隨著博士生選擇非學術職業越來越成為一種趨勢,學者們開始關注哪些因素會導致博士生傾向于選擇非學術職業,這主要包括兩個方面:個人特征和培養過程。在個體特征上,學者調研發現,46.0%的女性選擇非學術職業,而有55.9%的男性選擇非學術職業,可見男性進入非學術職業的意愿明顯高于女性,另一研究也發現男性博士生希望進入非學術職業的比例比女性高出17.69%,究其原因,婚姻和生育通常被認為是影響女性博士生選擇學術職業的關鍵因素;除此之外,諸多學者發現讀博動機是博士生選擇非學術職業的主要驅動力,動機貫穿博士研究生的整個就讀階段,引導著個體的行為策略選擇,這一階段同時也是個體職業生涯理論中的“嘗試期”和“興趣期”,是影響個體職業選擇的關鍵環節。此外還有研究發現學術興趣更弱、家庭出身地位較高、城市生源、工科、非直博生的博士更愿意從事非學術職業。在博士生的培養過程方面,獲得組織學術支持較低、國內外學術交流少、社會實習參與度高和獲得更少導師支持、論文發表較少或滿意度較低的博士生更傾向選擇非學術職業,而這些通常又恰恰是博士生培養過程中的重要環節。已有研究發現,導師的有效指導、良好的學術共同體、有質量的學術交流等都是影響博士生能力增值的重要因素。

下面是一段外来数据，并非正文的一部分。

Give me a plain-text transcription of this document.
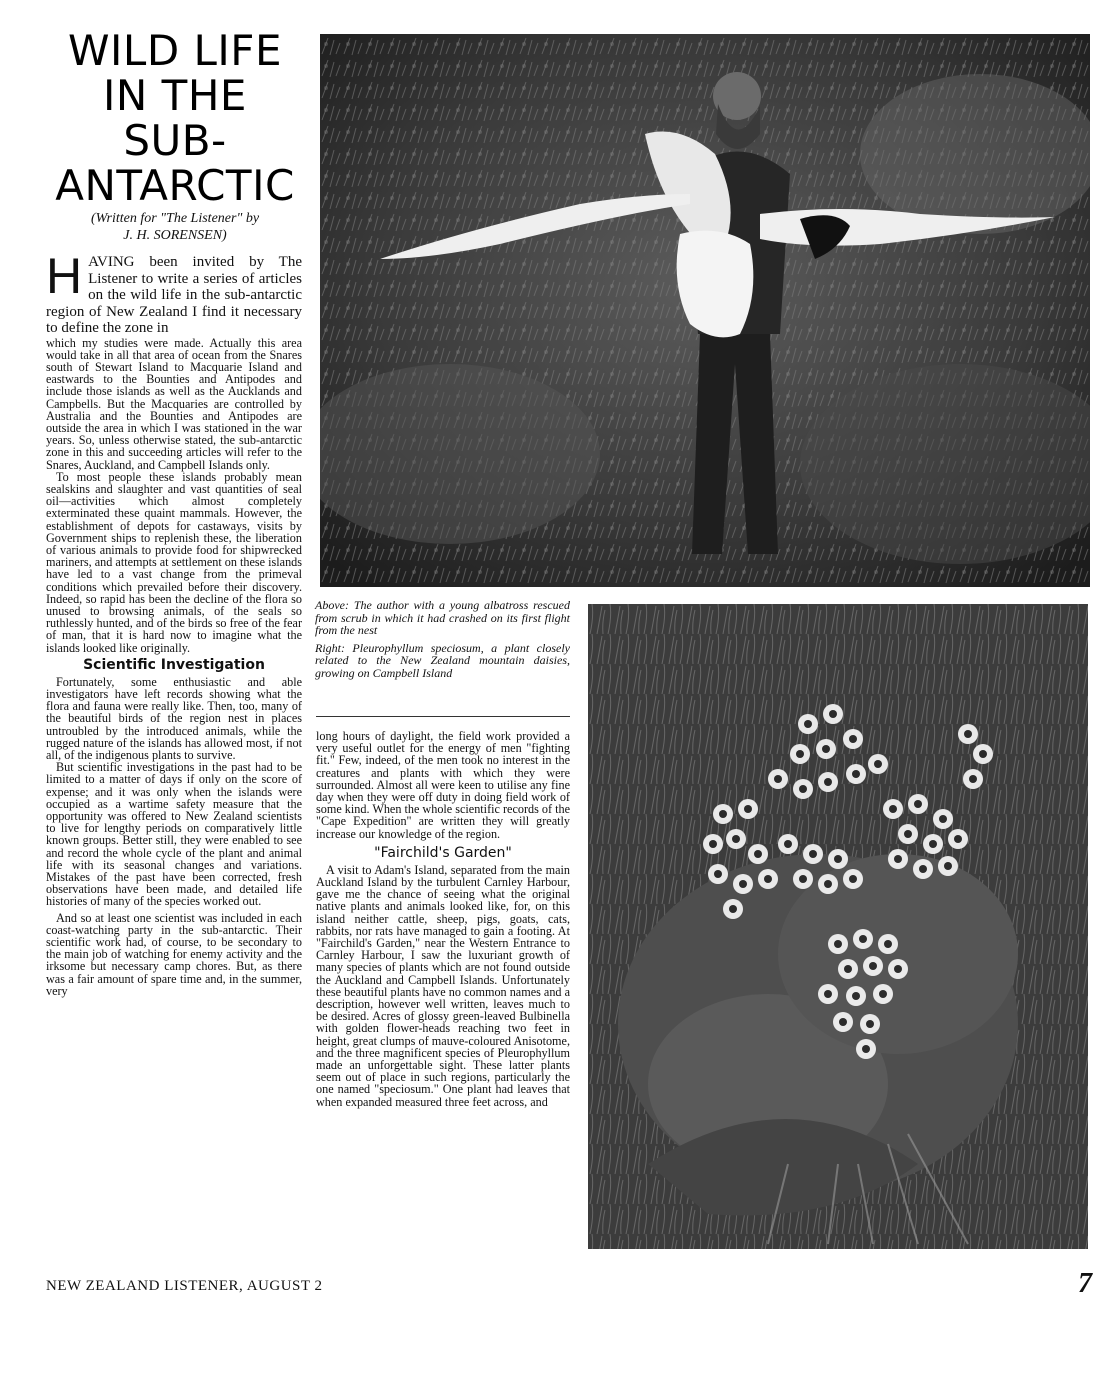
WILD LIFE
IN THE
SUB-
ANTARCTIC
(Written for "The Listener" by
J. H. SORENSEN)

HAVING been invited by The Listener to write a series of articles on the wild life in the sub-antarctic region of New Zealand I find it necessary to define the zone in

which my studies were made. Actually this area would take in all that area of ocean from the Snares south of Stewart Island to Macquarie Island and eastwards to the Bounties and Antipodes and include those islands as well as the Aucklands and Campbells. But the Macquaries are controlled by Australia and the Bounties and Antipodes are outside the area in which I was stationed in the war years. So, unless otherwise stated, the sub-antarctic zone in this and succeeding articles will refer to the Snares, Auckland, and Campbell Islands only.

To most people these islands probably mean sealskins and slaughter and vast quantities of seal oil—activities which almost completely exterminated these quaint mammals. However, the establishment of depots for castaways, visits by Government ships to replenish these, the liberation of various animals to provide food for shipwrecked mariners, and attempts at settlement on these islands have led to a vast change from the primeval conditions which prevailed before their discovery. Indeed, so rapid has been the decline of the flora so unused to browsing animals, of the seals so ruthlessly hunted, and of the birds so free of the fear of man, that it is hard now to imagine what the islands looked like originally.

Scientific Investigation

Fortunately, some enthusiastic and able investigators have left records showing what the flora and fauna were really like. Then, too, many of the beautiful birds of the region nest in places untroubled by the introduced animals, while the rugged nature of the islands has allowed most, if not all, of the indigenous plants to survive.

But scientific investigations in the past had to be limited to a matter of days if only on the score of expense; and it was only when the islands were occupied as a wartime safety measure that the opportunity was offered to New Zealand scientists to live for lengthy periods on comparatively little known groups. Better still, they were enabled to see and record the whole cycle of the plant and animal life with its seasonal changes and variations. Mistakes of the past have been corrected, fresh observations have been made, and detailed life histories of many of the species worked out.

And so at least one scientist was included in each coast-watching party in the sub-antarctic. Their scientific work had, of course, to be secondary to the main job of watching for enemy activity and the irksome but necessary camp chores. But, as there was a fair amount of spare time and, in the summer, very

Above: The author with a young albatross rescued from scrub in which it had crashed on its first flight from the nest

Right: Pleurophyllum speciosum, a plant closely related to the New Zealand mountain daisies, growing on Campbell Island

long hours of daylight, the field work provided a very useful outlet for the energy of men "fighting fit." Few, indeed, of the men took no interest in the creatures and plants with which they were surrounded. Almost all were keen to utilise any fine day when they were off duty in doing field work of some kind. When the whole scientific records of the "Cape Expedition" are written they will greatly increase our knowledge of the region.

"Fairchild's Garden"

A visit to Adam's Island, separated from the main Auckland Island by the turbulent Carnley Harbour, gave me the chance of seeing what the original native plants and animals looked like, for, on this island neither cattle, sheep, pigs, goats, cats, rabbits, nor rats have managed to gain a footing. At "Fairchild's Garden," near the Western Entrance to Carnley Harbour, I saw the luxuriant growth of many species of plants which are not found outside the Auckland and Campbell Islands. Unfortunately these beautiful plants have no common names and a description, however well written, leaves much to be desired. Acres of glossy green-leaved Bulbinella with golden flower-heads reaching two feet in height, great clumps of mauve-coloured Anisotome, and the three magnificent species of Pleurophyllum made an unforgettable sight. These latter plants seem out of place in such regions, particularly the one named "speciosum." One plant had leaves that when expanded measured three feet across, and

NEW ZEALAND LISTENER, AUGUST 2	7
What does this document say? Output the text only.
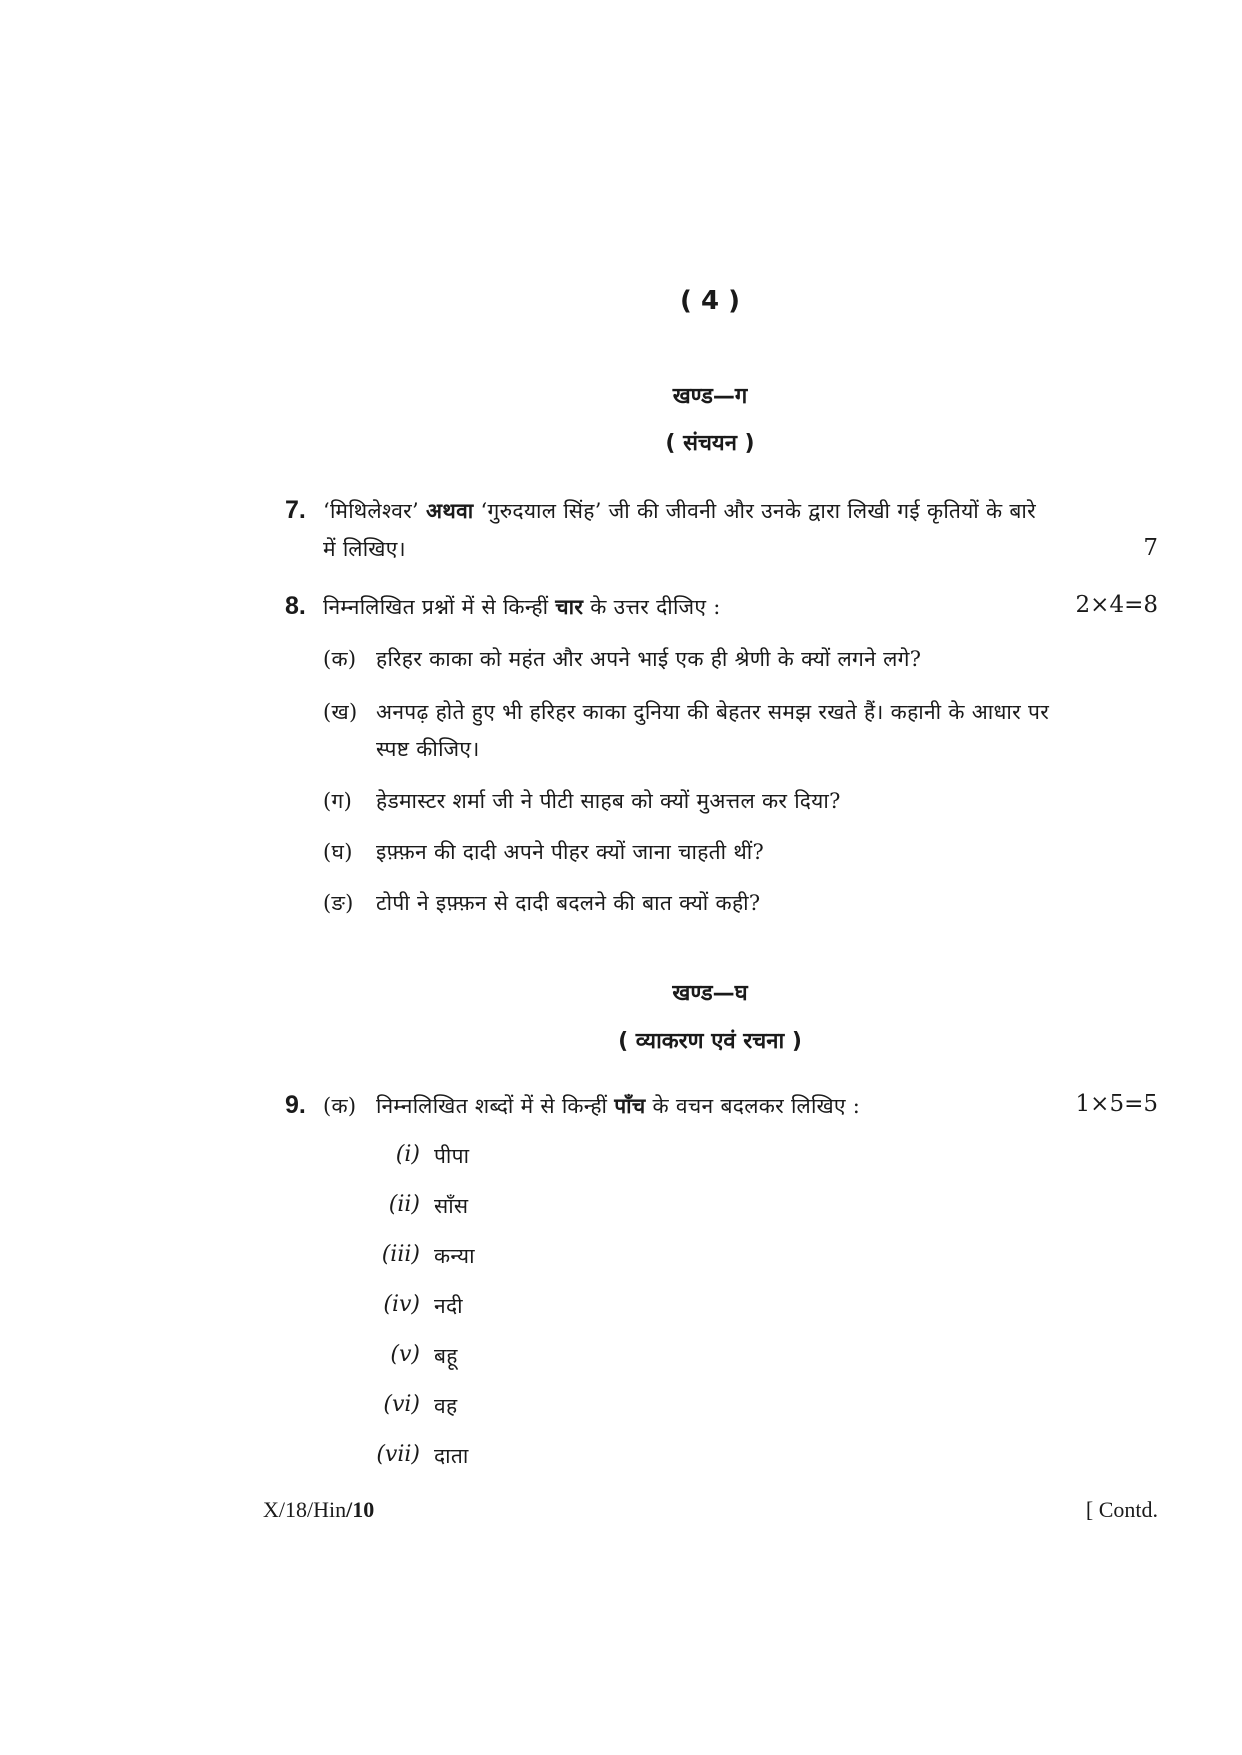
( 4 )
खण्ड—ग
( संचयन )
7. ‘मिथिलेश्वर’ अथवा ‘गुरुदयाल सिंह’ जी की जीवनी और उनके द्वारा लिखी गई कृतियों के बारे
में लिखिए।	7
8. निम्नलिखित प्रश्नों में से किन्हीं चार के उत्तर दीजिए :	2×4=8
(क) हरिहर काका को महंत और अपने भाई एक ही श्रेणी के क्यों लगने लगे?
(ख) अनपढ़ होते हुए भी हरिहर काका दुनिया की बेहतर समझ रखते हैं। कहानी के आधार पर
स्पष्ट कीजिए।
(ग) हेडमास्टर शर्मा जी ने पीटी साहब को क्यों मुअत्तल कर दिया?
(घ) इफ़्फ़न की दादी अपने पीहर क्यों जाना चाहती थीं?
(ङ) टोपी ने इफ़्फ़न से दादी बदलने की बात क्यों कही?
खण्ड—घ
( व्याकरण एवं रचना )
9. (क) निम्नलिखित शब्दों में से किन्हीं पाँच के वचन बदलकर लिखिए :	1×5=5
(i) पीपा
(ii) साँस
(iii) कन्या
(iv) नदी
(v) बहू
(vi) वह
(vii) दाता
X/18/Hin/10	[ Contd.
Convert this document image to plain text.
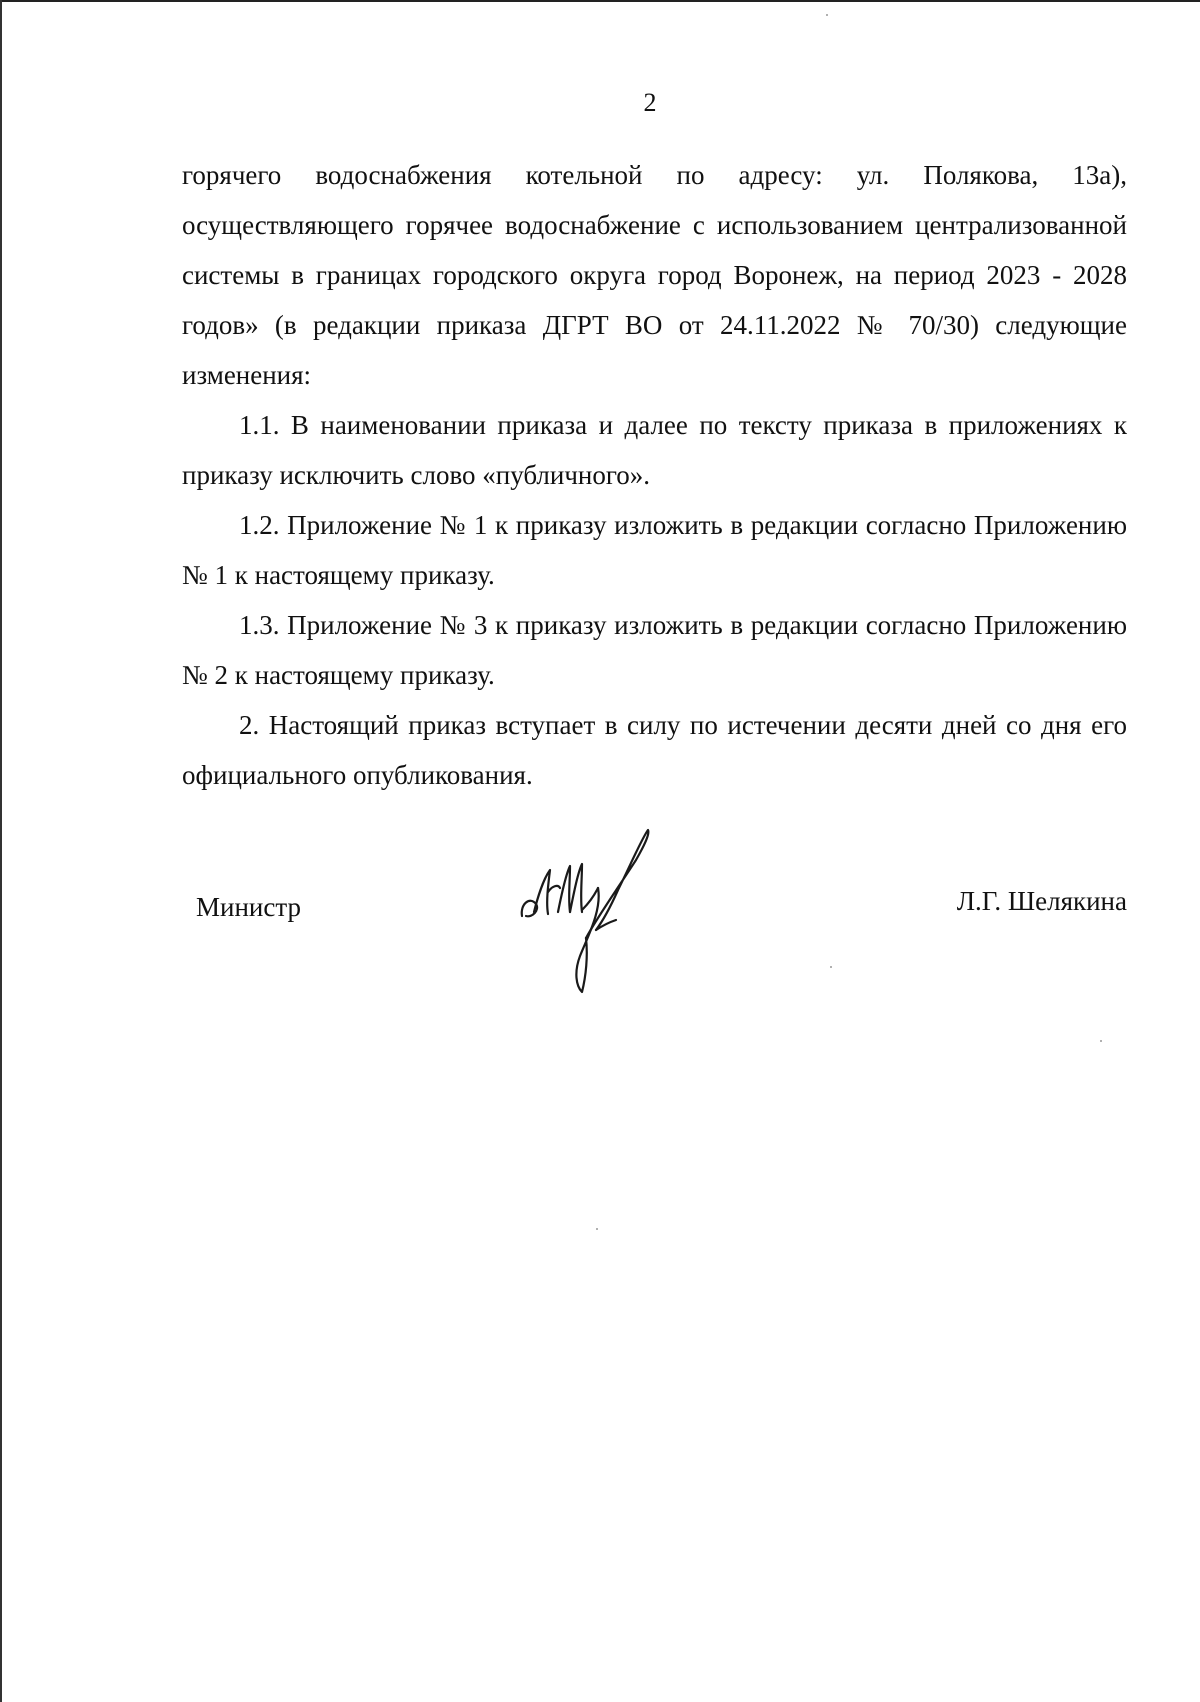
2

горячего водоснабжения котельной по адресу: ул. Полякова, 13а), осуществляющего горячее водоснабжение с использованием централизованной системы в границах городского округа город Воронеж, на период 2023 - 2028 годов» (в редакции приказа ДГРТ ВО от 24.11.2022 № 70/30) следующие изменения:

1.1. В наименовании приказа и далее по тексту приказа в приложениях к приказу исключить слово «публичного».

1.2. Приложение № 1 к приказу изложить в редакции согласно Приложению № 1 к настоящему приказу.

1.3. Приложение № 3 к приказу изложить в редакции согласно Приложению № 2 к настоящему приказу.

2. Настоящий приказ вступает в силу по истечении десяти дней со дня его официального опубликования.

Министр	Л.Г. Шелякина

已有研究利用多方數據呈現了不同國家中越來越多博士生選擇非學術職業的趨勢,并主要從個體特征和培養過程兩方面揭示了博士生非學術職業選擇的影響因素,但現有研究依舊存在以下不足:第一,盡管已從多方面分析了非學術職業選擇的影響因素,讀博動機也成為學者們關注的重要因素,但讀博動機更多的是一種基于個人偏好的動機反應,而現實的職業分流中僅僅考慮主觀的動機是不夠具有解釋力的,因為無論學術或非學術職業都是具有競爭性的,因此更應該關注到培養過程和個體的能力水平(學術能力和通用能力),而這恰恰是現有研究中缺少關注的。已有研究中,吳青和羅儒國在2019年Nature全球博士生調查設計了博士生能力評價題項的情況下,以學術表達和學術發表的滿意度作為學術能力的代理變量分析了博士生進入非學術崗位的原因,這種舍近求遠以學術表達和學術發表的滿意度情況作為學術能力的代理變量的方式不利于提高文章結論的解釋力和可靠性;第二,現有研究多局限于某省或某區域、國別內高校的調查數據,缺少國際視野,有必要利用全球性的調查數據深入分析。有鑒于此,本文基于2019年Nature全球博士生調查數據,分析讀博動機對博士生非學術職業選擇的影響,并且進一步從博士生培養過程和能力水平角度嘗試探討這種影響的形成機制。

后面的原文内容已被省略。